For years I’ve held two beliefs fairly confidently:
- We should not have a flat tax (in which everyone’s income is taxed at a constant percentage) because the relationship between losing some percent of one’s income and the reduction in one’s happiness changes depending on income level.
Our taxes should vary by income, so that the experienced burden of maintaining the country is felt equally among all taxpayers.
Different incomes should pay different tax rates so that we each feel our taxes equally.
- The effect that income has on happiness is logarithmic, following the form:
h(x) = a+b Log(x)
where x is income and h(x) is happiness as a function of income.There is actually good evidence for this, as can be seen in the plot below.
A University of Michigan study showed this relationship more or less holds for each of the 13 countries surveyed.
For the US in particular, we can refer to the Gravity and Levity blog for this very nice fit:
which holds for the range of data collected (incomes from 15k to 115k per year).
The problem is that these two beliefs actually are completely contradictory.
Lets use the following convention:
x: Income per year
h(x): Happiness resulting from that income
t(x): The tax paid for each income
Δ: The uniform happiness reduction we want our taxes to enact
Suppose h(x) = a+b Log(x).
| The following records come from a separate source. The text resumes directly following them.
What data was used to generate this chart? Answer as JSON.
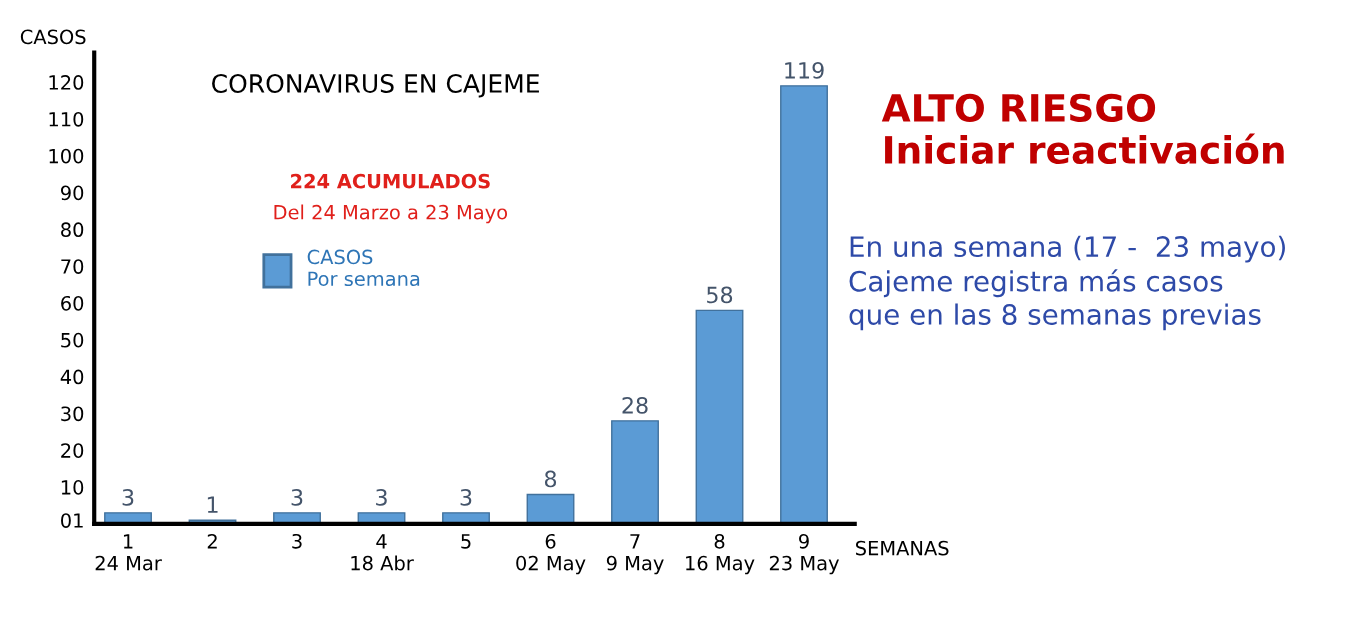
{
  "chart_data": {
    "type": "bar",
    "title": "CORONAVIRUS EN CAJEME",
    "xlabel": "SEMANAS",
    "ylabel": "CASOS",
    "categories": [
      "1\n24 Mar",
      "2",
      "3",
      "4\n18 Abr",
      "5",
      "6\n02 May",
      "7\n9 May",
      "8\n16 May",
      "9\n23 May"
    ],
    "series": [
      {
        "name": "CASOS\nPor semana",
        "color": "#5b9bd5",
        "values": [
          3,
          1,
          3,
          3,
          3,
          8,
          28,
          58,
          119
        ]
      }
    ],
    "data_labels": true,
    "ylim": [
      0,
      128
    ],
    "yticks": [
      {
        "value": 1,
        "label": "01"
      },
      10,
      20,
      30,
      40,
      50,
      60,
      70,
      80,
      90,
      100,
      110,
      120
    ],
    "grid": false,
    "legend": "top left",
    "annotations": [
      "224 ACUMULADOS",
      "Del 24 Marzo a 23 Mayo",
      "ALTO RIESGO\nIniciar reactivación",
      "En una semana (17 -  23 mayo)\nCajeme registra más casos\nque en las 8 semanas previas"
    ]
  }
}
What kind of tax should we have to make sure that regardless of income, x, everyone’s happiness is reduced equally?
(i.e. We all ‘feel’ taxes equally, regardless of income)
We can determine t(x) as follows:
Δ = h(x) – h(x-t(x))
Δ = (a+b Log(x)) – (a+b Log(x – t(x)))
-Δ/b = Log(1-t(x)/x)
t(x) = x (1-Exp[-Δ/b])
In other words, a constant fraction, (1-Exp[-Δ/b]), of everyone’s wealth is taken.
This is a flat tax.
A few notes about this:
First of all, the Michigan data only covers an annual income of 15k to 115k. Clearly the a + b Log(x) trend can’t extend indefinitely — happiness ratings only go up to 10 — so at some point it must level off.
In both limits, it becomes unclear how to treat taxes. Inevitably the tax code would need to become progressive, making absurdly wealthy people (who, on average, can’t theoretically get much happier) pay huge percentages.
I’m also sure we wouldn’t want a society in which people are taxed into misery — one insisting that taxes are taken even from people who are on average at 1/10 happiness. Figuring out how the happiness vs income curve should behave in the low limit, and what to do with that information, is something we would have to think about.
What’s the point
In the end, this short calculation doesn’t really say anything about how we ‘should’ tax at all.
If you believe that a completely progressive tax is best, you can still think that. You don’t have to believe either of the premises, the data I show, or or even the simple arithmetic was done.
What’s important (to me), and the reason that I’m writing any of this down, is that from the start I believed both of the premises, and I would have agreed with the math I did to compare them. Yet I had no idea that they were in conflict with each other.
Making things worse is that as beliefs go, these ones are on the quantitative, more verifiable end. We all have an unlimited supply of beliefs that are infinitely more vague than “well-being follows a logarithmic relationship with income”.
The Boolean Satisfiability Problem (also called ‘SAT’) involves checking the truth values of a set of variables connected by boolean operations (AND, OR, NOT).
For example, suppose I hold n beliefs (each of which can be either true or false) all connected by AND, OR, and NOT.
(belief_1 AND belief_2 AND belief_3) OR (belief_3 AND belief_1) OR … (belief_n AND NOT(belief_1) AND belief_(n-1))
The SAT problem is to determine the values of the variables (the beliefs) which make the entire statement true.
Checking the truth value of a long boolean statement composed of True, False, AND, OR, and NOT actually sounds pretty simple. In particular, it sounds infinitely simpler than checking whether all of the uncountable and potentially nebulous beliefs of a single human being agree with one another.
Unfortunately, SAT happens to be the first problem in computer science to ever be proven NP-complete. In its worst case, the computational complexity of the problem makes it untenable. It is the low-hanging fruit of incredibly hard problems.
We’re all inevitably walking around in a mess of cognitive dissonance, with some huge set of our beliefs in contradiction with one another.
With all that in mind, we should probably all be dramatically less confident in what we think is true.